Ability By Suffering
But then note what he says in this first chapter again - "God... who comforteth us in all our affliction, that we may be able..." Oh, there is a lot in that! That speaks of stock in trade, the means for service, does it not? We may often have bad times about our lack of ability in many ways, comparing ourselves with other people and deploring our lack of ability in this and that. Oh, for ability! But what is the greatest ability after all? The best and most fruitful ability is to be able to help people in the deep experiences of spiritual life; to be able to explain to them the meaning of God's dealings with them, to be able to show them what is intended to be the outcome of it all, to be able to give them some support by counsel which comes from real knowledge - some of that comfort which we ourselves have received of God. That is real service, that is building up the Body of Christ, the House of God - being really able, in a spiritual way, to strengthen the sorrowing. That comes through suffering.

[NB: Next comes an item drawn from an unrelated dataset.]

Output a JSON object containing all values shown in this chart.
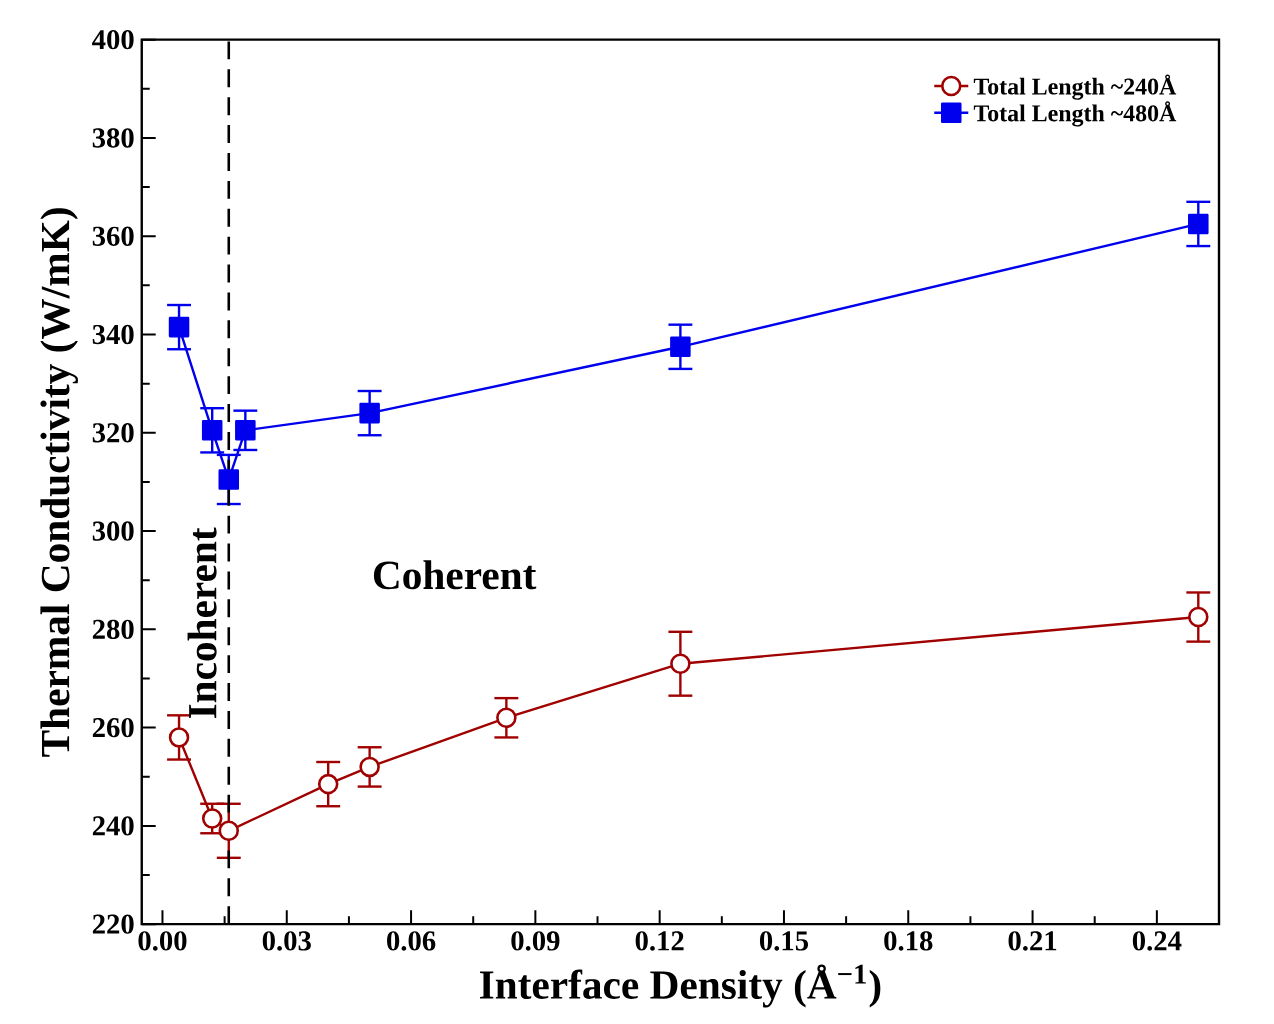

Now, are you going through it, having a bad time? What are you putting it down to? Are you the Lord's? Is your life committed to Him? Then see if you really can rightly and properly separate between your bad time and your spiritual life. If you can, all right, just write it all off as the common lot of anybody else who is not a Christian. No, you cannot disentangle this. It is all bound up together. It is going to have an effect upon you, one way or other, either to spiritual increase or spiritual loss. But oh, let us adjust. If the sufferings of Christ abound unto us, they are the sufferings of Christ. They may be soul sufferings, they may be in the physical realm, they may be both combined, but the Lord is sovereign in these sufferings, to great, beneficial, valuable ends.
Suffering and Love
I close by reminding You of this other word which the Apostle addressed to those Corinthians - "I wrote unto you... not that ye should be made sorry, but that ye might know the love which I have more abundantly unto you" (2 Cor. 2:4). You cannot have love without suffering. The two things go together; and mark you, your willingness to suffer, your attitude toward suffering, will prove your love for the Lord. Many people are not experiencing the sufferings of Christ because they have not enough love for His people. If you really have a heart love for a child of God, you are going to suffer for that child of God. If you have a heart love for the people of God, you are going to suffer for the people of God. If you have a heart love for a company of the Lord's people to which He has joined you, you are going to suffer for that company. If you have a heart love for your Lord, you are going to suffer with your Lord when you see His Name dishonoured and His interests reversed. Our love is the measure of our suffering. If our suffering is little, it may be the great wrong is that our love is too small.